The low rate of evolution in IR may be due to its double-copy-related repair mechanism (Perry and Wolfe 2002). Biased gene transformation can occur throughout the genome; due to its double-copy nature, the frequency of gene transformation is relatively higher in the IR region, and gene transformation can also occur between the two copies in the IR region (Khakhlova and Bock 2006). As a result, only a small number of substitutions can be detected, so they show a lower rate of evolution.

Selection pressure affects the substitution rate and GC content increase

Previous research has suggested that protein-level selection has little or no effect on the rate decrease (Li et al. 2016). We reached different conclusions: selection pressure may influence the decreased substitution rate. Our calculations using HyPhy and the two-ratio model in the PAML branch model show that rps12-CDS and exon 1 both fit the M0 model, showing that the selection pressure experienced by IR-109 and LSC-11 is consistent. However, exon 2–3 fits Model2 (PM0-Model2 = 0), which indicates that exon 2–3 experiences different selection pressures on the LSC-11 (ω = 0.076) and IR-109 (ω = 0.023) branches. Therefore, in LSC-11, relaxed selection would tend to increase the number of nucleotide substitutions per unit time and cause higher nucleotide substitution rates. Compared to LSC-11, IR-109 experienced constrained selection pressure, coupled with the repair effects of gene conversion, and a lower substitution rate was detected.

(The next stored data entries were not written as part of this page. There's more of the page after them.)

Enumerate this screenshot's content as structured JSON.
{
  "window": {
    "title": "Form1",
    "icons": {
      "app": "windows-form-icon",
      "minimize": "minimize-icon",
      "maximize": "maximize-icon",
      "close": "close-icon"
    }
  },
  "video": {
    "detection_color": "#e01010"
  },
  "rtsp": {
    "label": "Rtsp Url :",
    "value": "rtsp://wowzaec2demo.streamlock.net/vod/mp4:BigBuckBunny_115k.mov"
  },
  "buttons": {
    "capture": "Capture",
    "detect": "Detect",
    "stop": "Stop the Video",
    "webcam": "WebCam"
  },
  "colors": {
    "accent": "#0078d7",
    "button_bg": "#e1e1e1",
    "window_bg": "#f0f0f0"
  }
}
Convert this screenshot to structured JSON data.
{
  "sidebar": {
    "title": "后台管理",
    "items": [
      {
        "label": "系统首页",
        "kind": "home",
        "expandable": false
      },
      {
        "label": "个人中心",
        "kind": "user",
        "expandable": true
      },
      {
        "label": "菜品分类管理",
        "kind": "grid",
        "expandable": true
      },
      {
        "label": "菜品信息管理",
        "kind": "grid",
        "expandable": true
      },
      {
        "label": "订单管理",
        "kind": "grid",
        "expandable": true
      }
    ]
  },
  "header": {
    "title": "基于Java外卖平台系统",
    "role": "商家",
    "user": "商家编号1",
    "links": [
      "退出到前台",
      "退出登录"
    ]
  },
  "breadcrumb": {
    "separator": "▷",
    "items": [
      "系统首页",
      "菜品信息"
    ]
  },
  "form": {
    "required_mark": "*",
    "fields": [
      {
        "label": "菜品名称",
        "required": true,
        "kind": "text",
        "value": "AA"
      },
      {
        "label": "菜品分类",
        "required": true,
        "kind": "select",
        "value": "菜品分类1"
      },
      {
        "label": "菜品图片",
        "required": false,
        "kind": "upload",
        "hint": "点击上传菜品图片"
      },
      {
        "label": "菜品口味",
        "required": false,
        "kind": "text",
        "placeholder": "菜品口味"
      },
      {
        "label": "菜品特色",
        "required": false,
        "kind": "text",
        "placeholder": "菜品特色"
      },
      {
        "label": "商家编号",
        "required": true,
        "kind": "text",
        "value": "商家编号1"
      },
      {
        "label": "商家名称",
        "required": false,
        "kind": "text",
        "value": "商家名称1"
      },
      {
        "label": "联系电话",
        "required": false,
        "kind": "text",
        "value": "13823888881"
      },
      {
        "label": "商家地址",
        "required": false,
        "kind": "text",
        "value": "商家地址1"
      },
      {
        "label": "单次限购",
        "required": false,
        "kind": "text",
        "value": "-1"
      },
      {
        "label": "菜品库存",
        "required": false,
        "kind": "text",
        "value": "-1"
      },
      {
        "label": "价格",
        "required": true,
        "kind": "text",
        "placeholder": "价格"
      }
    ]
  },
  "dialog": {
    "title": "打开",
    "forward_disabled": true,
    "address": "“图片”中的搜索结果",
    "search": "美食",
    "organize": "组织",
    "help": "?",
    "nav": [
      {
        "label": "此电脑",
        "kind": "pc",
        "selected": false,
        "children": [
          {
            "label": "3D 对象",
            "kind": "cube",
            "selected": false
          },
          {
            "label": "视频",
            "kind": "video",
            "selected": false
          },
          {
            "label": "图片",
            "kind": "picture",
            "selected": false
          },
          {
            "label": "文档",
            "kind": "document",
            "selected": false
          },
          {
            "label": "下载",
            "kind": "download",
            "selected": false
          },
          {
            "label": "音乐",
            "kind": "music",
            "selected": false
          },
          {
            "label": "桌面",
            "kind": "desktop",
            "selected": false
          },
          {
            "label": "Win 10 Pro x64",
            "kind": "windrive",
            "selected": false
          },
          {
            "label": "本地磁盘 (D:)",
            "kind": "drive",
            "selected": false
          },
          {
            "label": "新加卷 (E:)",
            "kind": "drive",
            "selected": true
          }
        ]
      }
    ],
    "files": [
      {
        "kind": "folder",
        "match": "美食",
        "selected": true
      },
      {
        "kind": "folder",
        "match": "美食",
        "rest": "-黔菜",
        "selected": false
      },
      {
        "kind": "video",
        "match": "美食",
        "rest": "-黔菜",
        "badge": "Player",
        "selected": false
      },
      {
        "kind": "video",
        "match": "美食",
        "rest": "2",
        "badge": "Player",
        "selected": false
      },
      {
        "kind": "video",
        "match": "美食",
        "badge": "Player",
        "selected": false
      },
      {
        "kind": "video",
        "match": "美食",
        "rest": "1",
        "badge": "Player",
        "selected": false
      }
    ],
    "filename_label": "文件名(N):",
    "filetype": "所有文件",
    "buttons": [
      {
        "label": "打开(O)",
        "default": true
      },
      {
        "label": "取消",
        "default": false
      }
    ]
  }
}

Studies have shown that GC content is higher in the IR region than in the SC region. There are many A/T to G/C substitutions in the IR region of cycads (Wu and Chaw 2015). Li et al. (2016) found that the gene GC content increased after entering the IR region. We also found that after exon 2–3 entered the IR region, the GC content of the third codon position significantly increased, indicating that there is a GC bias for gene conversion.

Highly conservative characteristics

Lower substitution rates often indicate that a gene is relatively stable and highly conserved. The fern rps12 coding sequence is 372 bp and the size of the three exon sequences is also constant. At the amino acid level, 87% of the amino acid sites experienced strong negative selection, including 39 of the 44 sites in the α-helix and β-sheet domains, and most of the sites interacting with the S4, S8, 16 and S17 proteins. The four positive selection sites in the loop or irregular region have limited effects on the structure and function of the rps12 gene. From prokaryotes to angiosperms, the amino acid sequence has remained high consistent during evolution. All of these results demonstrate the highly conserved nature of the rps12 sequence. Corresponding to its conservative characteristics, exon 2–3 of the ferns and the ancestral lycophytes is located in the IR region, indicating that exon 2–3 is more inclined to be located in the IR region to maintain a lower substitution rate.

Conclusion

The results of this study of the rps12 gene provide strong evidence for decreased substitution rates and increased GC content when the gene is located in the IR region. The gene is highly conserved, providing a reference for understanding the structural changes and functional variation in the rps12 gene. The decreased substitution rates of gene sequences and relatively high conservation in the IR region seem to characterize the IR region. Study of the IR region provides insights into the basic characteristics of chloroplast genomes and the heterogeneity of substitution rates.